Palma, SICJ, Fernandes AR, Roque ACA.
2016.
An affinity triggered MRI nanoprobe for pH-dependent cell labeling, 2016. RSC Advances. 6(114):113503-113512.: The Royal Society of Chemistry
AbstractThe pH-sensitive affinity pair composed by neutravidin and iminobiotin was used to develop a multilayered Magnetic Resonance Imaging (MRI) nanoprobe responsive to the acidic pH of tumor microenvironment. The multilayer system was assembled on meso-2,3-dimercaptosuccinic acid-coated iron oxide magnetic nanoparticles (MNP), which convey negative MRI contrast enhancement properties to the nanoprobe. The outer stealth PEG-layer is altered in acidic media due to the disruption of interactions between neutravidin-iminobiotin. As a consequence, the positively charged inner layer is exposed and enhances interactions with cells. The nanoprobe uptake by HCT116 cells cultured in vitro under acidic conditions had a 2-fold increase compared to the uptake at physiological pH. The uptake difference is particularly clear in T2-weighted MRI phantoms of cells incubated with the nanoprobes at both pH conditions. This work sets the proof-of-concept of a MNP-based MRI nanoprobe targeting acidic tumor microenvironment through the use of a specific bio-recognition interaction that is pH-sensitive. This tumor targeting strategy is potentially applicable to the generality of tumors since the typical hypoxic conditions and high glycolysis rate in cancer cells create an acidic environment common to the majority of cancer types.

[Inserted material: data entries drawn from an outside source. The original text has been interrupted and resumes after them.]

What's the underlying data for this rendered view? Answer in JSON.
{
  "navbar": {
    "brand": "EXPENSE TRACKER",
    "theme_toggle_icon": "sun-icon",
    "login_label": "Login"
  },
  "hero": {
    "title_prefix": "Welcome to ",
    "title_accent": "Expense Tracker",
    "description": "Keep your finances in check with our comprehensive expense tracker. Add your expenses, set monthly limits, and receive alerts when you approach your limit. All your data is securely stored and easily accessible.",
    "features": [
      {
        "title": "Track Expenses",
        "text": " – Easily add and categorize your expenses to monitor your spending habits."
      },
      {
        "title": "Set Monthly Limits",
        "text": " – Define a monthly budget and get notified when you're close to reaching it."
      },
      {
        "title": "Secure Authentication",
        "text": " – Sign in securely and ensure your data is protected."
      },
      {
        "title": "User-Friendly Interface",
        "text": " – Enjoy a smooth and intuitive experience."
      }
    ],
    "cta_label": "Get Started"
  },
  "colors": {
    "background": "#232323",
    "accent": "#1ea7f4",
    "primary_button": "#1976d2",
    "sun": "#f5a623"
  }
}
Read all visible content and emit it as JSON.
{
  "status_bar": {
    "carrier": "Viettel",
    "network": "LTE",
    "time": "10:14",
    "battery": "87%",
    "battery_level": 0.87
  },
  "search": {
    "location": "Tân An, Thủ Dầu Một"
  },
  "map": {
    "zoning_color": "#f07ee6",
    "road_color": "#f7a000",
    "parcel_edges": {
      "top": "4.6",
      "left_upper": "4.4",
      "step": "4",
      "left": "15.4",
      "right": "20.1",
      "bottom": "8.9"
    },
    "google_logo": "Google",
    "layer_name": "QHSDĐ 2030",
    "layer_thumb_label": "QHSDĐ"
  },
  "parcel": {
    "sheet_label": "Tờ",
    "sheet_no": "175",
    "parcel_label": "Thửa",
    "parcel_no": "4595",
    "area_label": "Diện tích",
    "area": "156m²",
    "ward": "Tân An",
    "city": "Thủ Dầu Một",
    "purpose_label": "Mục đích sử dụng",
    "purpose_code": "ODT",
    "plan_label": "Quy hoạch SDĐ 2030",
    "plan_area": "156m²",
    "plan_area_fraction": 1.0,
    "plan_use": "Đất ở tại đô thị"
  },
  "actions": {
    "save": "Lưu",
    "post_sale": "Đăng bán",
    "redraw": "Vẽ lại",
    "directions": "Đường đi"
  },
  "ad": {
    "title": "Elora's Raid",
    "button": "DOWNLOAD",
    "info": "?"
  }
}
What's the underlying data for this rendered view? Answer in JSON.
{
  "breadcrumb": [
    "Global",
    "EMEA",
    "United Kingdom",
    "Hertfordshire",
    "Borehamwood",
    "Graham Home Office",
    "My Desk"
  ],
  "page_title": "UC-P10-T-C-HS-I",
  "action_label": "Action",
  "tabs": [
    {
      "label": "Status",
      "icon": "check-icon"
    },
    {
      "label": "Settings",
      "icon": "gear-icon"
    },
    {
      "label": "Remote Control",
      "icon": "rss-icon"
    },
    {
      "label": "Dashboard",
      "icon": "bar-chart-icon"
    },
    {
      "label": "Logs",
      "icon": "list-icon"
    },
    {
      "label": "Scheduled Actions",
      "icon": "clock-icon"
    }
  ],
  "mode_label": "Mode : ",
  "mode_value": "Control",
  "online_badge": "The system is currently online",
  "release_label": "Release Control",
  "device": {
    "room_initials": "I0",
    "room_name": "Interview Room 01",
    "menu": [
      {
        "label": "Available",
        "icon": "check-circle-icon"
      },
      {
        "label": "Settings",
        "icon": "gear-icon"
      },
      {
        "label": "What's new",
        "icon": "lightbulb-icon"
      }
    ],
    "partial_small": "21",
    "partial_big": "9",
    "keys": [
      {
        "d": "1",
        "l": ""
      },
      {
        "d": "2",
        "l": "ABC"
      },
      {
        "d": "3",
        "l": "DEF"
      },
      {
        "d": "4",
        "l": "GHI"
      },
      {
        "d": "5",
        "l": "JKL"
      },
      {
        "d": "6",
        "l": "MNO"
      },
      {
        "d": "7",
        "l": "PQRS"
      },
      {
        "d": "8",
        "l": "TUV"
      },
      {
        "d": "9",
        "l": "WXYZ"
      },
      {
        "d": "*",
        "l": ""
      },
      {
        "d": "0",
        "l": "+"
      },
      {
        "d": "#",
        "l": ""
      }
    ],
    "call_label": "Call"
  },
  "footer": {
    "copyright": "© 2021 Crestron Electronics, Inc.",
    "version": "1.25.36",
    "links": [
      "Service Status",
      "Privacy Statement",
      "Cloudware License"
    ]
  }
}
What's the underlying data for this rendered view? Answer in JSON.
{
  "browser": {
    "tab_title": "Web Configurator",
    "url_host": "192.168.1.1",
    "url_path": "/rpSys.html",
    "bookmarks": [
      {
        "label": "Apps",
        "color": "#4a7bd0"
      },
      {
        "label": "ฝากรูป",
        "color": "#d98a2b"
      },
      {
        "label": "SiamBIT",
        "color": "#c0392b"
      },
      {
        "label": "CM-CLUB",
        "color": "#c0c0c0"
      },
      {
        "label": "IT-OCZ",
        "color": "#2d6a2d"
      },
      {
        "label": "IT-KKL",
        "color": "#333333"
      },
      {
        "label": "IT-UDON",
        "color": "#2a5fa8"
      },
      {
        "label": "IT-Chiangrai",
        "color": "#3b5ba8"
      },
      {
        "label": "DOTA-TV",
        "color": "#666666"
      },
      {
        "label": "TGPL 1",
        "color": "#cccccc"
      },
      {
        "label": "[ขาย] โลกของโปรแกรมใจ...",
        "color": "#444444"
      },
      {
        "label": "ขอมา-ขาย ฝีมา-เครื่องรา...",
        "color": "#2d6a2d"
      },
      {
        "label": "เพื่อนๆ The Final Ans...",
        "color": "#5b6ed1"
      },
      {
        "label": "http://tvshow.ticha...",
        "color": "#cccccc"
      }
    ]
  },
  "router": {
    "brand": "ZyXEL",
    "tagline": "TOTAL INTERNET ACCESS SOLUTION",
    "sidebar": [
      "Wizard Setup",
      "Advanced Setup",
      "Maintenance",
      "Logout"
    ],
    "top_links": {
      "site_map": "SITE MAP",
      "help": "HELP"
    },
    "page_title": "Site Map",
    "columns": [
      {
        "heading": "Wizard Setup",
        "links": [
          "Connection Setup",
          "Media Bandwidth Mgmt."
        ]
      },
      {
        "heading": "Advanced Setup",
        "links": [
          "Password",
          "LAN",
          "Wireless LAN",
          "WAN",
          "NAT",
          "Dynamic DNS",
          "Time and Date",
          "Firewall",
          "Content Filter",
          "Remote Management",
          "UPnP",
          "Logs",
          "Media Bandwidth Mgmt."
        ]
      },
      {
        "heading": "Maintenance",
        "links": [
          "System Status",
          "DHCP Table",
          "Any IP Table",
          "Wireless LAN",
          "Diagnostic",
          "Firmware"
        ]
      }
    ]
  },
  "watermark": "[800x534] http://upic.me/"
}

Pedrosa, P, Mendes R, Cabral R, Martins LMDRS, Baptista PV, Fernandes AR.
2018.
Combination of chemotherapy and Au-nanoparticle photothermy in the visible light to tackle doxorubicin resistance in cancer cells, 2018. Scientific Reports. 8(1):11429.
AbstractDespite great advances in the fight against cancer, traditional chemotherapy has been hindered by the dose dependent adverse side effects that reduce the usable doses for effective therapy. This has been associated to drug resistance in tumor cells that often cause relapse and therapy failure. These drawbacks have been tackled by combining different therapeutic regiments that prevent drug resistance while decreasing the chemotherapy dose required for efficacious ablation of cancer. In fact, new metallic compounds have been in a continuous development to extend the existing chemotherapy arsenal for these combined regimens. Here, we demonstrate that combination of a metallic compound (TS265), previously characterized by our group, with photothermy circumvents cells resistant to Doxorubicin (DOX). We first engendered a colorectal carcinoma cell line (HCT116) highly resistant to DOX, whose viability was diminished after administration of TS265. Cancer cell death was potentiated by challenging these cells with 14 nm spherical gold nanoparticles followed by laser irradiation at 532 nm. The combination of TS265 with photothermy lead to 65% cell death of the DOX resistant cells without impacting healthy cells. These results support the use of combined chemotherapy and photothermy in the visible spectrum as an efficient tool for drug resistant tumors.